Abstract
Chronic hemolytic anemia and intermittent acute pain episodes are the 2 hallmark characteristics of sickle cell disease (SCD). Anemia in SCD not only signals a reduction of red cell mass and oxygen delivery, but also ongoing red cell breakdown and release of cell-free hemoglobin, which together contribute to a number of pathophysiological responses and play a key role in the pathogenesis of cumulative multiorgan damage. However, although anemia is clearly associated with many detrimental outcomes, it may also have an advantage in SCD in lowering risks of potential viscosity-related complications. Until recently, clinical drug development for SCD has predominantly targeted a reduction in the frequency of vaso-occlusive crises as an endpoint, but increasingly, more attention is being directed toward addressing the contribution of chronic anemia to poor outcomes in SCD. This article aims to explore the complex pathophysiology and mechanisms of anemia in SCD, as well as the need to balance the benefits of raising hemoglobin levels with the potential risks of increasing blood viscosity, in the context of the current therapeutic landscape for anemia in SCD.

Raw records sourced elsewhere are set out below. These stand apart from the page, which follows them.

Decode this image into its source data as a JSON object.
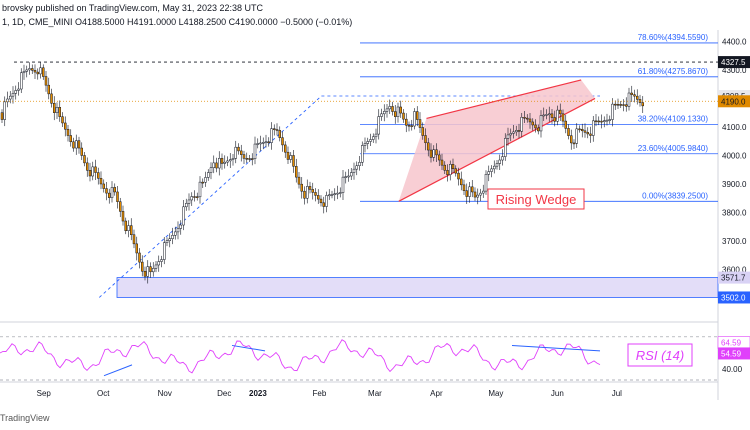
{
  "header": {
    "published": "brovsky published on TradingView.com, May 31, 2023 22:38 UTC",
    "symbol_line": "1, 1D, CME_MINI  O4188.5000  H4191.0000  L4188.2500  C4190.0000  −0.5000 (−0.01%)"
  },
  "footer": {
    "brand": "TradingView"
  },
  "colors": {
    "up": "#26a69a",
    "down": "#e08a00",
    "fib": "#2962ff",
    "wedge": "#f23645",
    "wedge_fill": "#f7c6cc",
    "zone_fill": "#d9d2f5",
    "rsi": "#e040fb"
  },
  "chart_data": [
    {
      "type": "candlestick",
      "title": "",
      "xlabel": "",
      "ylabel": "",
      "ylim": [
        3430,
        4440
      ],
      "x_ticks": [
        "Sep",
        "Oct",
        "Nov",
        "Dec",
        "2023",
        "Feb",
        "Mar",
        "Apr",
        "May",
        "Jun",
        "Jul"
      ],
      "y_ticks": [
        3500,
        3600,
        3700,
        3800,
        3900,
        4000,
        4100,
        4200,
        4300,
        4400
      ],
      "price_tags": [
        {
          "text": "4327.5",
          "value": 4327.5
        },
        {
          "text": "4208.5",
          "value": 4208.5
        },
        {
          "text": "4190.0",
          "value": 4190.0
        },
        {
          "text": "3571.7",
          "value": 3571.7
        },
        {
          "text": "3502.0",
          "value": 3502.0
        }
      ],
      "fib_levels": [
        {
          "label": "78.60%(4394.5590)",
          "value": 4394.559
        },
        {
          "label": "61.80%(4275.8670)",
          "value": 4275.867
        },
        {
          "label": "38.20%(4109.1330)",
          "value": 4109.133
        },
        {
          "label": "23.60%(4005.9840)",
          "value": 4005.984
        },
        {
          "label": "0.00%(3839.2500)",
          "value": 3839.25
        }
      ],
      "resistance_level": 4327.5,
      "support_zone": [
        3502.0,
        3571.7
      ],
      "annotation": "Rising Wedge",
      "path_points": [
        [
          0,
          4150
        ],
        [
          5,
          4240
        ],
        [
          10,
          4305
        ],
        [
          13,
          4310
        ],
        [
          17,
          4220
        ],
        [
          21,
          4120
        ],
        [
          26,
          4050
        ],
        [
          31,
          3960
        ],
        [
          36,
          3900
        ],
        [
          41,
          3860
        ],
        [
          46,
          3730
        ],
        [
          51,
          3610
        ],
        [
          54,
          3580
        ],
        [
          57,
          3640
        ],
        [
          61,
          3700
        ],
        [
          65,
          3780
        ],
        [
          69,
          3860
        ],
        [
          73,
          3890
        ],
        [
          77,
          3990
        ],
        [
          80,
          3960
        ],
        [
          84,
          4010
        ],
        [
          88,
          3990
        ],
        [
          92,
          4020
        ],
        [
          96,
          4060
        ],
        [
          100,
          4080
        ],
        [
          104,
          4010
        ],
        [
          107,
          3920
        ],
        [
          110,
          3870
        ],
        [
          114,
          3860
        ],
        [
          118,
          3840
        ],
        [
          122,
          3880
        ],
        [
          126,
          3920
        ],
        [
          130,
          4000
        ],
        [
          134,
          4060
        ],
        [
          138,
          4130
        ],
        [
          141,
          4180
        ],
        [
          144,
          4150
        ],
        [
          147,
          4110
        ],
        [
          150,
          4130
        ],
        [
          153,
          4070
        ],
        [
          157,
          4000
        ],
        [
          161,
          3960
        ],
        [
          165,
          3930
        ],
        [
          169,
          3880
        ],
        [
          172,
          3850
        ],
        [
          176,
          3910
        ],
        [
          180,
          3980
        ],
        [
          184,
          4060
        ],
        [
          187,
          4100
        ],
        [
          191,
          4120
        ],
        [
          195,
          4110
        ],
        [
          199,
          4150
        ],
        [
          203,
          4130
        ],
        [
          207,
          4060
        ],
        [
          210,
          4080
        ],
        [
          214,
          4090
        ],
        [
          218,
          4120
        ],
        [
          222,
          4160
        ],
        [
          226,
          4190
        ],
        [
          230,
          4200
        ],
        [
          233,
          4190
        ]
      ],
      "wedge": {
        "upper": [
          [
            "2023-03-27",
            4130
          ],
          [
            "2023-06-13",
            4265
          ]
        ],
        "lower": [
          [
            "2023-03-13",
            3839.25
          ],
          [
            "2023-06-20",
            4200
          ]
        ]
      },
      "swing_line": [
        [
          "2022-10-13",
          3502.0
        ],
        [
          "2023-02-02",
          4208.5
        ]
      ]
    },
    {
      "type": "line",
      "title": "RSI (14)",
      "series": [
        {
          "name": "RSI (14)",
          "last": 54.59
        }
      ],
      "ylim": [
        30,
        80
      ],
      "y_ticks": [
        40.0,
        60.0
      ],
      "tags": [
        {
          "text": "64.59",
          "value": 64.59
        },
        {
          "text": "54.59",
          "value": 54.59
        }
      ],
      "guides": [
        70,
        30
      ],
      "divergence_lines": [
        {
          "from": [
            104,
            34
          ],
          "to": [
            132,
            44
          ]
        },
        {
          "from": [
            232,
            62
          ],
          "to": [
            265,
            57
          ]
        },
        {
          "from": [
            512,
            62
          ],
          "to": [
            600,
            57
          ]
        }
      ]
    }
  ]
}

Antenatal anemia is associated with maternal and fetal complications including stillbirth and intra-uterine growth restriction in the general population.1 Mechanistic and clinical evidence suggest anemia may also negatively affect SCD pregnancies. The angiogenic signaling molecules that are associated with abnormal placenta formation and maturation are over-expressed in chronic anemia in SCD.2 Clinically, a low first trimester hemoglobin is identified as a predictor for adverse maternal events in SCD pregnancy.3 We do not yet know whether people with chronic anemia from SCD, who have endothelial dysfunction, increased cardiac output, and decreased systemic vascular resistance at baseline, have the cardiovascular reserve to adapt to the additional strain of pregnancy.

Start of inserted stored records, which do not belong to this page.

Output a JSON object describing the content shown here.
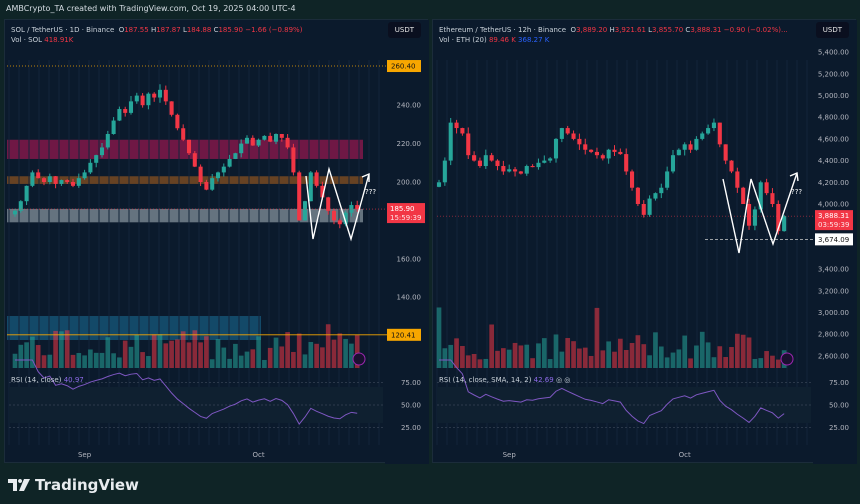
{
  "credit": "AMBCrypto_TA created with TradingView.com, Oct 19, 2025 04:00 UTC-4",
  "brand": "TradingView",
  "charts": [
    {
      "symbol": "SOL / TetherUS · 1D · Binance",
      "o": "187.55",
      "h": "187.87",
      "l": "184.88",
      "c": "185.90",
      "chg": "−1.66 (−0.89%)",
      "vol_label": "Vol · SOL",
      "vol_value": "418.91K",
      "vol_ma": "",
      "currency": "USDT",
      "rsi_label": "RSI (14, close)",
      "rsi_value": "40.97",
      "price_ticks": [
        "240.00",
        "220.00",
        "200.00",
        "160.00",
        "140.00"
      ],
      "tick_values": [
        240,
        220,
        200,
        160,
        140
      ],
      "level_top": {
        "label": "260.40",
        "value": 260.4,
        "color": "#f7a600"
      },
      "level_bottom": {
        "label": "120.41",
        "value": 120.41,
        "color": "#f7a600"
      },
      "last_price": {
        "label": "185.90",
        "countdown": "15:59:39",
        "value": 185.9,
        "color": "#f23645"
      },
      "rsi_ticks": [
        "75.00",
        "50.00",
        "25.00"
      ],
      "time_labels": [
        "Sep",
        "Oct"
      ],
      "annotation": "???",
      "zones": [
        {
          "from": 212,
          "to": 222,
          "color": "#c2185b"
        },
        {
          "from": 199,
          "to": 203,
          "color": "#b5651d"
        },
        {
          "from": 179,
          "to": 186,
          "color": "#b0bec5"
        }
      ],
      "chart_data": {
        "type": "candlestick",
        "interval": "1D",
        "closes": [
          185,
          190,
          198,
          205,
          202,
          200,
          203,
          199,
          201,
          200,
          198,
          202,
          205,
          210,
          214,
          218,
          225,
          232,
          238,
          236,
          242,
          245,
          240,
          246,
          244,
          248,
          242,
          235,
          228,
          222,
          215,
          208,
          200,
          196,
          202,
          205,
          208,
          212,
          215,
          220,
          223,
          219,
          222,
          224,
          221,
          225,
          223,
          218,
          205,
          180,
          190,
          205,
          198,
          192,
          185,
          180,
          178,
          184,
          188,
          185.9
        ]
      }
    },
    {
      "symbol": "Ethereum / TetherUS · 12h · Binance",
      "o": "3,889.20",
      "h": "3,921.61",
      "l": "3,855.70",
      "c": "3,888.31",
      "chg": "−0.90 (−0.02%)...",
      "vol_label": "Vol · ETH (20)",
      "vol_value": "89.46 K",
      "vol_ma": "368.27 K",
      "currency": "USDT",
      "rsi_label": "RSI (14, close, SMA, 14, 2)",
      "rsi_value": "42.69",
      "price_ticks": [
        "5,400.00",
        "5,200.00",
        "5,000.00",
        "4,800.00",
        "4,600.00",
        "4,400.00",
        "4,200.00",
        "4,000.00",
        "3,400.00",
        "3,200.00",
        "3,000.00",
        "2,800.00",
        "2,600.00"
      ],
      "tick_values": [
        5400,
        5200,
        5000,
        4800,
        4600,
        4400,
        4200,
        4000,
        3400,
        3200,
        3000,
        2800,
        2600
      ],
      "last_price": {
        "label": "3,888.31",
        "countdown": "03:59:39",
        "value": 3888.31,
        "color": "#f23645"
      },
      "support": {
        "label": "3,674.09",
        "value": 3674.09
      },
      "rsi_ticks": [
        "75.00",
        "50.00",
        "25.00"
      ],
      "time_labels": [
        "Sep",
        "Oct"
      ],
      "annotation": "???",
      "chart_data": {
        "type": "candlestick",
        "interval": "12h",
        "closes": [
          4200,
          4400,
          4750,
          4700,
          4650,
          4450,
          4400,
          4350,
          4450,
          4400,
          4350,
          4300,
          4320,
          4300,
          4280,
          4350,
          4340,
          4380,
          4400,
          4420,
          4600,
          4700,
          4650,
          4600,
          4550,
          4500,
          4480,
          4450,
          4420,
          4500,
          4480,
          4460,
          4300,
          4150,
          4000,
          3900,
          4050,
          4100,
          4150,
          4300,
          4450,
          4500,
          4550,
          4500,
          4600,
          4650,
          4700,
          4750,
          4550,
          4400,
          4300,
          4150,
          4000,
          3800,
          3950,
          4200,
          4100,
          4000,
          3750,
          3888.31
        ]
      }
    }
  ],
  "colors": {
    "up": "#26a69a",
    "down": "#f23645",
    "rsi": "#7e57c2"
  }
}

Evidence suggests a modest benefit of prophylactic transfusions in pregnancy.3 However, indications for initiation of this therapy are indiscriminate and do not consider anemia risks.4 This may be partly explained by the near-universal presence of anemia in SCD pregnancy and the lack of a transfusion threshold below which maternal or fetal morbidity would be expected.

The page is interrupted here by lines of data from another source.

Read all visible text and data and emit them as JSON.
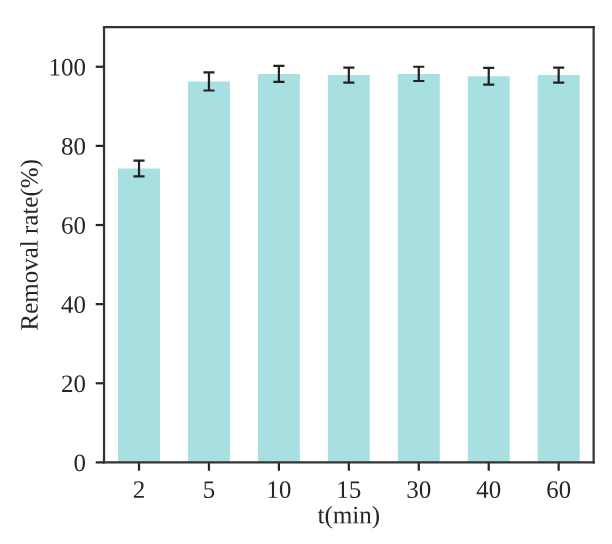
{
  "chart_data": {
    "type": "bar",
    "xlabel": "t(min)",
    "ylabel": "Removal rate(%)",
    "categories": [
      "2",
      "5",
      "10",
      "15",
      "30",
      "40",
      "60"
    ],
    "values": [
      74.3,
      96.3,
      98.2,
      97.9,
      98.2,
      97.6,
      97.9
    ],
    "errors": [
      2,
      2.3,
      2,
      1.9,
      1.8,
      2.1,
      1.9
    ],
    "color": "#a8dfe0",
    "ylim": [
      0,
      110
    ],
    "yticks": [
      0,
      20,
      40,
      60,
      80,
      100
    ],
    "grid": false,
    "legend": false
  }
}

Besides transfusion, no SCD treatments are established in pregnancy. Hydroxyurea is a chemotherapeutic agent and its discontinuation at conception is recommended, although the lack of alternatives to transfusions leads to occasional use during pregnancy. Neither voxelotor nor crizanlizumab had promising pregnancy safety profiles in animal studies, and there is no data on L-glutamine.5
Reproductive organs are the less often considered end-organs in SCD. However, patients around the globe are surviving into their reproductive years. Continued research on the effects of anemia in SCD on all reproductive end-organs, including the placenta and fetus, is imperative.